Banana argued that its proposed mark is not merely ornamental, but primarily functions as a source indicator. It claimed that it has drawn attention to the tortoise shell design in direct mailings, coupons, and store event invitations.
The Board perceptively observed that [w]hether a design is merely ornamental or functions as a trademark is a matter of public perception." It first agreed with the Examining Attorney that Banana's design is not inherently distinctive under the test [for product packaging] set forth in Seabrook Foods, Inc. v. Bar-Well Foods, Ltd., 196 USPQ 289, 291 (CCPA 1977). A number of credit card issuers offer a selection of background designs for their cards, including "geometric shapes such as angles, curves, and swirls."
"... because the use of background designs on credit cards appears to be widespread, and because the tortoise shell design is clearly decorative in nature, the public will perceive the tortoise shell design as a version or a refinement of a commonly used form of decoration for credit cards, not as a trademark."
Moreover, the Board found no evidence that Applicant "ever promoted or drew attention to the tortoise shell design so as to encourage consumers to view it as a trademark."
Banana contended that its design is different because Banana's customers do not have a choice of background decorations: i.e., "its unique, mandatory, tortoise shell design identifies a single source." But the Board found that Banana's use of a background design "is not unique or unusual, but is simply a refinement of an already existing practice."
The Board noted that this case is somewhat unique because the ornamentation is being used in connection with services instead of goods, and services cannot be "ornamented." However, the credit card is the "physical embodiment of the services," and the design on the card will not be perceived as a mark for the services.
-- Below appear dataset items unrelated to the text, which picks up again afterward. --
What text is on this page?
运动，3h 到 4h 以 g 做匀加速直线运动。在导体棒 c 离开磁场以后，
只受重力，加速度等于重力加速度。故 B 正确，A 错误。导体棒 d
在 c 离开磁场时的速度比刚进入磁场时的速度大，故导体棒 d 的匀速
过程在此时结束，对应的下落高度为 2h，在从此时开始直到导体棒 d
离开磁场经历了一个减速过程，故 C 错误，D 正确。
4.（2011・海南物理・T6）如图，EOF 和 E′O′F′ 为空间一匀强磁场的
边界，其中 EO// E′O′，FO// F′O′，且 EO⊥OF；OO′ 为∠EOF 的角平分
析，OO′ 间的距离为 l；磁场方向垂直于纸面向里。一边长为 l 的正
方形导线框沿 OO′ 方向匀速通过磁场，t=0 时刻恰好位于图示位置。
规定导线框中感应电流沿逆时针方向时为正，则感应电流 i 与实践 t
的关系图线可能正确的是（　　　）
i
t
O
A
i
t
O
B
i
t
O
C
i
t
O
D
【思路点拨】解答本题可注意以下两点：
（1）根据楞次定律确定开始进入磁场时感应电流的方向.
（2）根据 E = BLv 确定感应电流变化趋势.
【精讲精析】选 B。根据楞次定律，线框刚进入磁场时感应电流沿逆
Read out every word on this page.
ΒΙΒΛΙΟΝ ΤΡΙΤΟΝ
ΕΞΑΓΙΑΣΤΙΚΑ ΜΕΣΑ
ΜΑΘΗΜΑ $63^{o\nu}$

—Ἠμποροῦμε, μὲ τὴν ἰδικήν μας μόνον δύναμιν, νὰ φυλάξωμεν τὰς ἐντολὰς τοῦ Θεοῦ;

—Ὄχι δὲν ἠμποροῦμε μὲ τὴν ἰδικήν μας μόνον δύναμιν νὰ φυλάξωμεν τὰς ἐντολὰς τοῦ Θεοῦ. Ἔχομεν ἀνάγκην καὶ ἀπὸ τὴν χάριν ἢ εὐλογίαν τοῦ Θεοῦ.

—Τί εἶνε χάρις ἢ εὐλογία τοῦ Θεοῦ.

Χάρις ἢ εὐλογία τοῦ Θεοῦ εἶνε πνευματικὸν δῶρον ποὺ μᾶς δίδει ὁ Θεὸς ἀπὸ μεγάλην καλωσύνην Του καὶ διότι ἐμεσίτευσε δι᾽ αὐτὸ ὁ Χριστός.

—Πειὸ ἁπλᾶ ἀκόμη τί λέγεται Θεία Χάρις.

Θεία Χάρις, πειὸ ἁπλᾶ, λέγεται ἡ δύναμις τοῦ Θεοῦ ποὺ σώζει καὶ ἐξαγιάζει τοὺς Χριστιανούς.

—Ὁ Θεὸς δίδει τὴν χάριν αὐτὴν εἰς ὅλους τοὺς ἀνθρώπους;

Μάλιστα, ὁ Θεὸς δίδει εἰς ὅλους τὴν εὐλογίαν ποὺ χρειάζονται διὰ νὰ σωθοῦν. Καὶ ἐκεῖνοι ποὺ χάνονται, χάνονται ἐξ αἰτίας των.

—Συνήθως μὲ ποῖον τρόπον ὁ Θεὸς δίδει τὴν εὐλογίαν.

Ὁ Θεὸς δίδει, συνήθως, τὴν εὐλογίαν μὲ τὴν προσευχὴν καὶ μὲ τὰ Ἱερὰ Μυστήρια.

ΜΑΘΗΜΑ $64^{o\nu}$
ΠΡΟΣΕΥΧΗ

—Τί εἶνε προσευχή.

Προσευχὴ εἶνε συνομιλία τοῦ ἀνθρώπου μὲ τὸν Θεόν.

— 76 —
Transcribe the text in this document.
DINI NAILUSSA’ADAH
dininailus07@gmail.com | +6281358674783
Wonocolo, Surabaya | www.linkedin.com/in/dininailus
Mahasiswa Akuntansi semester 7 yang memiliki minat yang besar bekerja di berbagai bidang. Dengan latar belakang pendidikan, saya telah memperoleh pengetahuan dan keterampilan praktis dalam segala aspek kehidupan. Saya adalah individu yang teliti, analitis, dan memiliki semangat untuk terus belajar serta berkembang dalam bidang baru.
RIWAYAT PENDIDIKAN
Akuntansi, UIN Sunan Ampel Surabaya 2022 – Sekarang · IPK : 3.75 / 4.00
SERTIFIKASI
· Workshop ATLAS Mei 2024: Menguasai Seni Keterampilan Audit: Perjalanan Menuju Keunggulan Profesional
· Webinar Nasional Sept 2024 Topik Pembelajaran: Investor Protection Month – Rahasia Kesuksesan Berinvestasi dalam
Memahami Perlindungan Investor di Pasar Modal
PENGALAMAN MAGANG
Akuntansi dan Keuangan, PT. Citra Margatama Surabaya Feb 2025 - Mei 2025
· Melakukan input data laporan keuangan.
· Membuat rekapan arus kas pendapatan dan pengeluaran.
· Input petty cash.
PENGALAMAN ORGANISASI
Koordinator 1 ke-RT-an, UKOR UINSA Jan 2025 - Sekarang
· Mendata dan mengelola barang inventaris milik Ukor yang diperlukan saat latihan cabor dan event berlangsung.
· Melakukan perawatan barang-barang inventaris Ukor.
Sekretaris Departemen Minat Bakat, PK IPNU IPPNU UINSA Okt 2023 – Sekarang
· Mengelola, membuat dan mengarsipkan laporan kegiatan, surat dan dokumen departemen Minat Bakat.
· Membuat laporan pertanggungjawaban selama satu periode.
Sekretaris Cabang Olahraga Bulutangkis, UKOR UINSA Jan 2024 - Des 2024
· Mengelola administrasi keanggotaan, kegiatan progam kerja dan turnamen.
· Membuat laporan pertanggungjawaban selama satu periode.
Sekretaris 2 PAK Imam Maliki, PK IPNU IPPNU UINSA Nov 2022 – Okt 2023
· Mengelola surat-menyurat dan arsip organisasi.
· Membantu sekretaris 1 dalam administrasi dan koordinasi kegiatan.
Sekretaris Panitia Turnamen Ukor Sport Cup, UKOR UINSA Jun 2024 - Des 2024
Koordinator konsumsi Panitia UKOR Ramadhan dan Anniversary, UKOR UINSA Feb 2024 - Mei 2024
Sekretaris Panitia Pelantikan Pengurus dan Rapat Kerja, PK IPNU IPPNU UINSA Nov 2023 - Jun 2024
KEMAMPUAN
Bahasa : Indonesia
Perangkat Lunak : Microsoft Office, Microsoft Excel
In sum, the Board ruled that the tortoise shell design is not inherently distinctive and does not serve as a mark because:
"(i) it is not unique or unusual in the field; (ii) it is a mere refinement of the common practice of using background designs on credit cards; and, (ii) it does not create a commercial impression distinct from the written matter that appears on the card."
And so the Board affirmed the refusal to register pursuant to Sections 1, 2, 3, and 45 of the Lanham Act.